Subsequently, the Division, itself, adjourned the January 19, 1988 final hearing to February 4, 1988, and then, itself, adjourned the February 4, 1988 hearing. Finally, on February 22, 1988, which was the 124th day from when defendant had waived a preliminary hearing, a final hearing was held and completed.
Counsel, on February 11, 1988, upon behalf of defendant (petitioner), instituted the instant proceeding against, among others, the Warden of Rikers Island, and the Chairman of the New York State Board of Parole (respondent) for a writ of habeas corpus. The petition alleges that the revocation of petitioner’s parole was invalid, since the respondent had violated petitioner’s statutory right to receive a final revocation hearing within 90 days of having waived his right to a preliminary hearing (Executive Law § 259-i [3] [f] [i]). In response, the respondent opposed the petition since, although it conceded 81 days were chargeable to it, based on the periods October 21 to December 7, 1987 and January 19 to February 22, 1988, the petitioner was chargeable with the adjournment from December 7, 1987 to January 19, 1988, as a result of his counsel requesting the 14-day notice, mentioned supra. Petitioner replied that the respondent had adjourned the December 7th hearing for an excessive period. The Supreme Court dismissed the writ.
In People ex rel. Smith v New York State Bd. of Parole (131 AD2d 401, 403 [1st Dept 1987]), we held that the required 14-day notice of final hearing is to be calculated from the date that counsel receives such notice. Applying the Smith case (supra) holding to the instant case, we find that the scheduled final hearing date of December 7th was a nullity, since the notice received by counsel on November 25th did not provide her with 14 days’ notice of such hearing.
As mentioned supra, the Division rescheduled the final hearing date for January 19, 1988, which was the 90th day after the petitioner had waived a preliminary hearing. Nevertheless, the respondent, itself, adjourned the hearing from January 19, 1988 to February 4, 1988, and the respondent admits, as mentioned supra, that this adjournment is chargeable to it. By adjourning the final hearing to February 4, 1988, *359which was the 106th day after petitioner’s waiver of a preliminary hearing, the respondent exceeded the 90-day deadline.
Although in the Smith case (supra, at 403) we stated that in order to provide the 14-day notice of final hearing, it may be necessary to exceed the required 90-day deadline by a day or two, that factual pattern is not present herein, since counsel requested the 14-day notice on both November 16 and November 30, 1987, and those dates were far in advance of the 90-day deadline.
Our review of the record indicates that the respondent has not offered any meritorious evidence which justified scheduling a final hearing date beyond the 90-day period, since it appears to us that an earlier date could have been scheduled that would have met both the statutory 14-day notice and 90-day deadline requirements.

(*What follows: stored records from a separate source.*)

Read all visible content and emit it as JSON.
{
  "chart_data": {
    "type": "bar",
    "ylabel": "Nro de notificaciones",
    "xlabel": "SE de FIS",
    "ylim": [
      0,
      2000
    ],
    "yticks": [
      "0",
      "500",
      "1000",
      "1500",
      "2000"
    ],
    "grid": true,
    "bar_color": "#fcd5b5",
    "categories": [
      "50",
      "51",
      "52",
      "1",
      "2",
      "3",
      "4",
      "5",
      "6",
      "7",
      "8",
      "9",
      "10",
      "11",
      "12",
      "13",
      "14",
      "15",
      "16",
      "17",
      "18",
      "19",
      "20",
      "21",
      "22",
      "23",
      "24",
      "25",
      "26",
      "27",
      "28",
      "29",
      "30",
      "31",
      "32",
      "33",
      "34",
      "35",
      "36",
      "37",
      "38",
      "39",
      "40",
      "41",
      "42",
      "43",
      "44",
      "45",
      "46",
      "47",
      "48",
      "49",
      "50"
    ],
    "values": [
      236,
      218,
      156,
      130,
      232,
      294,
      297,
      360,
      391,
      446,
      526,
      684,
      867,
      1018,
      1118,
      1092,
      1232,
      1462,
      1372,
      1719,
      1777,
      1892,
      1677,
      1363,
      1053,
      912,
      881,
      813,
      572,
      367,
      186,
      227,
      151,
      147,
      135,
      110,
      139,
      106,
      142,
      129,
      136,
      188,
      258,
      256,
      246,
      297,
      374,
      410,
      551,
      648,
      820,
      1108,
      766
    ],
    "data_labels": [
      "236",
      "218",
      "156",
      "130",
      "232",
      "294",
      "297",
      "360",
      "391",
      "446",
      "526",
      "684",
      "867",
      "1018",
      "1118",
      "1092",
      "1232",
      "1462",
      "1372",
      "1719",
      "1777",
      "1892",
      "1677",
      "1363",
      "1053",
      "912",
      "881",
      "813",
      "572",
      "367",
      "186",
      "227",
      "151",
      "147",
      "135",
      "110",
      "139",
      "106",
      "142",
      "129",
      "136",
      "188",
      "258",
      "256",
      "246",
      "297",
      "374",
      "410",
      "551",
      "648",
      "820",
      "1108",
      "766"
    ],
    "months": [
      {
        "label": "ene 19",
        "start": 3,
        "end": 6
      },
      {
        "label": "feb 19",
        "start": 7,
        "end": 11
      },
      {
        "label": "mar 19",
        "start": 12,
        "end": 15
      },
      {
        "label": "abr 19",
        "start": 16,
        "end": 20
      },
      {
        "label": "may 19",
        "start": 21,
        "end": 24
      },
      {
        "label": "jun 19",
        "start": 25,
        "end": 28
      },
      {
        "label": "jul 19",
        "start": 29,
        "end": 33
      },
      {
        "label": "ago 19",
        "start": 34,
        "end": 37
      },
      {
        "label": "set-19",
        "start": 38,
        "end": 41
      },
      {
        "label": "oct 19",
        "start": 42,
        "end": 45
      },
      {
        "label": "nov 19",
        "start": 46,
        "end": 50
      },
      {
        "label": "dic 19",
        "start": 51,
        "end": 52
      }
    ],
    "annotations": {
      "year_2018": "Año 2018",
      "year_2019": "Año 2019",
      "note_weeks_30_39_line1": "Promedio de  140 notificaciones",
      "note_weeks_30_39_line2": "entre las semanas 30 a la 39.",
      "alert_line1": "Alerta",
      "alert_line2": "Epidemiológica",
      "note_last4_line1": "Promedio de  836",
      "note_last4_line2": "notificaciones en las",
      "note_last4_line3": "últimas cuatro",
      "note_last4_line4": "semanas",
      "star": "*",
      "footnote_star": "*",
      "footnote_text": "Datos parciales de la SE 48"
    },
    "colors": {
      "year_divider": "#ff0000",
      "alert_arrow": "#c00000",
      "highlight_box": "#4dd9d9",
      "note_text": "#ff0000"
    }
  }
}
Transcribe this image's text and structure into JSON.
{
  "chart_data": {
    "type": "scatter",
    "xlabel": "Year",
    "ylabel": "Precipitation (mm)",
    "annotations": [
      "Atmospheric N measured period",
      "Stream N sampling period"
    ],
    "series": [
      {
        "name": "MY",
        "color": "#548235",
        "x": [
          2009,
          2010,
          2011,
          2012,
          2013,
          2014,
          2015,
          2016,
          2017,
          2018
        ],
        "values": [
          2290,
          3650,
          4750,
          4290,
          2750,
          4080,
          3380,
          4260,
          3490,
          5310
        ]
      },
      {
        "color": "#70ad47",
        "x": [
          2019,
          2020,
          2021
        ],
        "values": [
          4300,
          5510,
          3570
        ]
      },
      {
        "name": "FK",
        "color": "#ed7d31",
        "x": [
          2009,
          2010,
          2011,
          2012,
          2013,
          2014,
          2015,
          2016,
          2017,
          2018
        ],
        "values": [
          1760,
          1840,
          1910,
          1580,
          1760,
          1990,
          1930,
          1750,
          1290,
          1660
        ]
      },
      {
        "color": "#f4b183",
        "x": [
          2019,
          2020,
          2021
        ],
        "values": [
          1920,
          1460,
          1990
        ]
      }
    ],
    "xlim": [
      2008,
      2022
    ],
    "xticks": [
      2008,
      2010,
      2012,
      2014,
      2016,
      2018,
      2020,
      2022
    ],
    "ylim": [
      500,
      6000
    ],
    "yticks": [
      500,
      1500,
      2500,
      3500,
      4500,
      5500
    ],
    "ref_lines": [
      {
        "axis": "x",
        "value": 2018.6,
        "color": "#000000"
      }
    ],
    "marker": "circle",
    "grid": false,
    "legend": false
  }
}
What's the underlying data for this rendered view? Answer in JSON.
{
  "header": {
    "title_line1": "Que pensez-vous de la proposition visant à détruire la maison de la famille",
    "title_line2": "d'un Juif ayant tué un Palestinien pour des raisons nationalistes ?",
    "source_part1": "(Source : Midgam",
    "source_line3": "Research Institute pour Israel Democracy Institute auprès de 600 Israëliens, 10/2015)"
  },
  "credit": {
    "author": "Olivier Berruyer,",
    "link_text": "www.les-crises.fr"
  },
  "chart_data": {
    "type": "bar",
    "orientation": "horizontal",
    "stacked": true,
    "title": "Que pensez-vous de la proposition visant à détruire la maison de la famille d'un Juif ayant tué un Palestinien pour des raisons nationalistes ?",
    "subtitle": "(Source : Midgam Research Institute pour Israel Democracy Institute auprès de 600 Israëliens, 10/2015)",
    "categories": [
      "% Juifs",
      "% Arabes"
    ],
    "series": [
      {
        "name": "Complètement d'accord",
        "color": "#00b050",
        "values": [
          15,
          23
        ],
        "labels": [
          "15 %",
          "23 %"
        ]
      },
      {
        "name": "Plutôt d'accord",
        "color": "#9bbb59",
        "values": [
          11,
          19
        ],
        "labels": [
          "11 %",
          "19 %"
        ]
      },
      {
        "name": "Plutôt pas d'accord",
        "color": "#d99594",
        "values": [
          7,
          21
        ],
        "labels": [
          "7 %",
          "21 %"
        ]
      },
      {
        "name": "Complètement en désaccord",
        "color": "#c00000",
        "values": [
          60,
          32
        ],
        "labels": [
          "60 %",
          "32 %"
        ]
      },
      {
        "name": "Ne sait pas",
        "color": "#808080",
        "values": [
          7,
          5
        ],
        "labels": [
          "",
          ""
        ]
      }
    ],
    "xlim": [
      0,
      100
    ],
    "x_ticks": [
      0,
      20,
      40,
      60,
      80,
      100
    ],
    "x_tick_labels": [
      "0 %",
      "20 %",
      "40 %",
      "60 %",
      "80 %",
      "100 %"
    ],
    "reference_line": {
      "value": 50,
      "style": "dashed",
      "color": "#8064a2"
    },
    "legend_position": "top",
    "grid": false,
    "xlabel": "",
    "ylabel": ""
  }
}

Therefore, based upon our analysis supra, we find the Supreme Court erred in denying the writ.
We held in People ex rel. Johnson v New York State Bd. of Parole (71 AD2d 595 [1st Dept 1979]) that "The statute now clearly provides that delay beyond 90 days * * * after waiver of the right to a preliminary revocation hearing, is unreasonable per se * * *. Under the circumstances, the appropriate remedy to rectify the statutory violation is vacatur of the parole revocation warrant and reinstatement of petitioner to parole”.
Accordingly, we reverse, and grant the writ. Concur—Murphy, P. J., Ross, Kassal, Ellerin and Rubin, JJ.